The only difference is that, in pressure filters, the filtration operation is carried out in a closed vessel under pressurized conditions achieved by pumping. Pressure filters are normally operated at higher terminal head losses. This generally results in longer filter runs and reduced backwash requirements.
4. Method of Flowrate Control:
The methods used to control the rate of flow through gravity filters may be classified as:
(1) Constant-rate filtration; and
(2) Variable-declining-rate filtration.
In constant-rate filtration, the flow through the filter is maintained at a constant rate by means of an effluent-flow control valve that can be operated manually or mechanically. At the beginning of the filter run since the filter bed and the underdrain system are clean the resistance to the flow is less and hence the valve is almost closed.
During the filter run as solids start to accumulate within the filter more resistance is offered to the flow by the clogged filter bed and underdrain system and hence the valve is opened.
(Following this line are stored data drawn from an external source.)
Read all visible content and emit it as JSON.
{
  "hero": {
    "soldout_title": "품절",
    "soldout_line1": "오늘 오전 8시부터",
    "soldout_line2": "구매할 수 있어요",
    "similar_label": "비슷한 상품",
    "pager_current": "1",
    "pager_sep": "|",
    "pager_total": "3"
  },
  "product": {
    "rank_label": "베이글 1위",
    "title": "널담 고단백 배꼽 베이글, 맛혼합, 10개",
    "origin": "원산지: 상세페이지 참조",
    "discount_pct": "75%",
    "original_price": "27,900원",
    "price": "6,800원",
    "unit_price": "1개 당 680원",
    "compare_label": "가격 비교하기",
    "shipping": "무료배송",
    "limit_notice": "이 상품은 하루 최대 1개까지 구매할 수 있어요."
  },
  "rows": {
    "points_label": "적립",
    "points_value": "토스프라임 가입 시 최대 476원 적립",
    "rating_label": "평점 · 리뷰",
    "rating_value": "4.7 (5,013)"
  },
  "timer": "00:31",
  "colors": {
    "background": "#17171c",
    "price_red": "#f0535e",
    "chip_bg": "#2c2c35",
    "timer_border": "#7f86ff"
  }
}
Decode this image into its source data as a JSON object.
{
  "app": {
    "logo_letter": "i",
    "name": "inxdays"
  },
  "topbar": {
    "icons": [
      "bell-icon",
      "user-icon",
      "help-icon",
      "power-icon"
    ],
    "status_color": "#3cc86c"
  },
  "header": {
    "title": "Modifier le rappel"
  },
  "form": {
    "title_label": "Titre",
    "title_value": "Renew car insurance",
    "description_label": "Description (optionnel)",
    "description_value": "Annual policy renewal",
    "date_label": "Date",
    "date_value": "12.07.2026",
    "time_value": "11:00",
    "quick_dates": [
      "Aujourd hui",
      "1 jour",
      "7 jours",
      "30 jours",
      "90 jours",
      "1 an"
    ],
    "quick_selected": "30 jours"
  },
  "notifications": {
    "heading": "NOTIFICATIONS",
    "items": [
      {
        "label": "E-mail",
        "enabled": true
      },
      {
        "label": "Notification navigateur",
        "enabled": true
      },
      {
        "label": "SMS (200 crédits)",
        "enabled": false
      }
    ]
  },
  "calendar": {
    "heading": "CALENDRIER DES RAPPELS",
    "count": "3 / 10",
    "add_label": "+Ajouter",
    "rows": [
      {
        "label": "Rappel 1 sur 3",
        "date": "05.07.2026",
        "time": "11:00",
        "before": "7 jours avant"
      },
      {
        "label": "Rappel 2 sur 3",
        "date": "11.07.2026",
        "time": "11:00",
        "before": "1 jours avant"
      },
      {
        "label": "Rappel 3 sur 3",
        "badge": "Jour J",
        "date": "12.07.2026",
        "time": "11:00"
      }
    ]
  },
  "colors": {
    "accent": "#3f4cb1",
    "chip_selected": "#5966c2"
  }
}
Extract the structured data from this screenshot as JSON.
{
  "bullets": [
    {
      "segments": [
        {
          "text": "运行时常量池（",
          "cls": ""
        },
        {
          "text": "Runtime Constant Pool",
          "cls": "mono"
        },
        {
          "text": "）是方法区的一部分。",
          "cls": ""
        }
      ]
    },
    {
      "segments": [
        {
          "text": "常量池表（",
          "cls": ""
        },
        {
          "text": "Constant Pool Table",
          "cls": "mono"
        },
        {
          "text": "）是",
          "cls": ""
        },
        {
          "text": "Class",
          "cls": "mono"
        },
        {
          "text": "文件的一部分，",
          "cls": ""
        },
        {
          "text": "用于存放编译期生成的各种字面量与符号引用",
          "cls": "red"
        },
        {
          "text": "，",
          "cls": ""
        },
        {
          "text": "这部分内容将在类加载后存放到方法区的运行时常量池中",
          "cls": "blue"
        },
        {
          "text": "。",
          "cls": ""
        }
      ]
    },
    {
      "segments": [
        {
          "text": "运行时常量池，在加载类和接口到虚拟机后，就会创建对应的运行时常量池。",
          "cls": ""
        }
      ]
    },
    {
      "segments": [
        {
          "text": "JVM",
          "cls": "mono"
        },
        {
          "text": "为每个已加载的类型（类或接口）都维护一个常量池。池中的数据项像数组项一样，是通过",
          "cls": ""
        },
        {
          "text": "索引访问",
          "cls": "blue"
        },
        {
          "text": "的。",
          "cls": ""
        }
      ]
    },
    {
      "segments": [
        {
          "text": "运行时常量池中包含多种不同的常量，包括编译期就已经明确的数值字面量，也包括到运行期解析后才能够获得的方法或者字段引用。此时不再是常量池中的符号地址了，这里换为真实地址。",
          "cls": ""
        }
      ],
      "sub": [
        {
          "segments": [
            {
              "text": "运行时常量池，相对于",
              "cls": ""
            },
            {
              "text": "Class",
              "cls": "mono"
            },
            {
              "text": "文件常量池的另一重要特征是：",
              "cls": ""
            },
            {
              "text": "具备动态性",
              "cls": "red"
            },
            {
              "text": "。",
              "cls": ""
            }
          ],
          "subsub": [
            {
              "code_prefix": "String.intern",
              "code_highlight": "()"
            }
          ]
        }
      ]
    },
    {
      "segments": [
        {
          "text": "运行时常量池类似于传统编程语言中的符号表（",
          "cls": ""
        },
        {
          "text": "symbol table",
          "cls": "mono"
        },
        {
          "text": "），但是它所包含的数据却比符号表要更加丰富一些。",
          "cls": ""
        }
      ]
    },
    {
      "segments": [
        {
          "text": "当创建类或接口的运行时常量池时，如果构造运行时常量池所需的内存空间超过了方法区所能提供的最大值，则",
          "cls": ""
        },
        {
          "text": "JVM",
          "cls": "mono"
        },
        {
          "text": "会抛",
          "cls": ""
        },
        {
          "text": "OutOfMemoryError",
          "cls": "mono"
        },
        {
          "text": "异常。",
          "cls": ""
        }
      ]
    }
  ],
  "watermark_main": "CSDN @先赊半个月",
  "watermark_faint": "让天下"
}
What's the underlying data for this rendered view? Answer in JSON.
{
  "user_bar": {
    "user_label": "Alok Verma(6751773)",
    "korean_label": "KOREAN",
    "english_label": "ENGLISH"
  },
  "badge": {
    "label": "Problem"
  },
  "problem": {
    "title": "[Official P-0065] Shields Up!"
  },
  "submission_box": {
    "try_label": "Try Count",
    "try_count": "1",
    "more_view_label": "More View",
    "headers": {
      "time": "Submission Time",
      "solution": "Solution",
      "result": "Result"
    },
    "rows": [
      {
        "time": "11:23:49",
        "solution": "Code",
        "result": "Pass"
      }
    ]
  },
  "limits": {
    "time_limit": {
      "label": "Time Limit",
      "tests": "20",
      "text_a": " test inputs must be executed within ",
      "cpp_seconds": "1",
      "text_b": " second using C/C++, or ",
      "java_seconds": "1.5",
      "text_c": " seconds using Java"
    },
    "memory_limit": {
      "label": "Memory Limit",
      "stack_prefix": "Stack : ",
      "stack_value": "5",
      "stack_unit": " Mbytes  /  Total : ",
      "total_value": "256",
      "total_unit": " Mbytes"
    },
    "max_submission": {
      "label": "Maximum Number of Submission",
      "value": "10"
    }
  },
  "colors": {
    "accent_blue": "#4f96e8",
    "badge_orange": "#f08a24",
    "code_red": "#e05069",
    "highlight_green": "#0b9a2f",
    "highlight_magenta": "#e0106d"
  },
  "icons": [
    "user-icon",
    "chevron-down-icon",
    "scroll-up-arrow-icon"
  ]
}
Since the required control valves are expensive and also they have malfunctioned on a number of occasions, alternative methods of flowrate control have been developed and are being used.
In variable-declining-rate filtration, the rate of flow through the filter declines and the level of liquid above the filter bed rises throughout the length of the filter run. When the allowable head loss is reached, the filter is removed from service and backwashed.